Center manager James Owen disputes that account, telling the tribunal that Mackareth chose to leave his position when asked to respect the identities of trans clients:
I then asked the claimant if he would respect the customer’s wish to be referred to by their chosen sexuality and name, and would he convey that in his written report. The claimant categorically stated that he would not do that due to his beliefs, and he could not put that in a report as his conscience would not allow that… I understood his request not to continue working. At no point was David suspended from work.
The tribunal ruled that Mackareth’s deeply-held beliefs did not supersede trans patients’ right to have their identities respected:
A lack of belief in transgenderism and conscientious objection to transgenderism in our judgment are incompatible with human dignity and conflict with the fundamental rights of others… We found that his beliefs were likely to cause offence and have the effect of violating a transgender person’s dignity or creating a proscribed environment, or subjecting a transgender person to less favourable treatment.
In other words, being a Christian doctor did not give Mackareth the right to presume he knows a trans person’s identity better than they themselves do.

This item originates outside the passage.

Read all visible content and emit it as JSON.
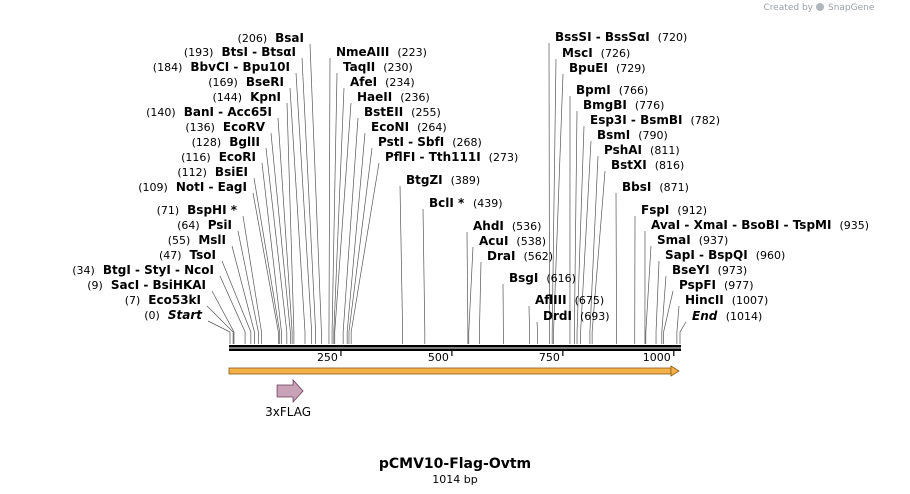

The decision acknowledged that Mackareth’s Christianity constituted a significant part of his identity that could, in theory, be cause for discrimination. However, they rejected the argument that his specific objections to transgender identities rose to that threshold “because of the narrowness of the issue they represent.”
Essentially, the tribunal’s judgment saw through the argument that Mackareth’s personal distaste for trans identities — which he called “delusional” — was a component of his Christian faith, rather than a refusal to respect others’ human dignity dressed up in the language of religion.
While British society and media are notorious amongst trans communities for virulent transphobia, this decision represents a glimmer of hope for trans people in Britain that, if nothing else, transphobes will be unable to hide their bigotry behind claims of religious persecution.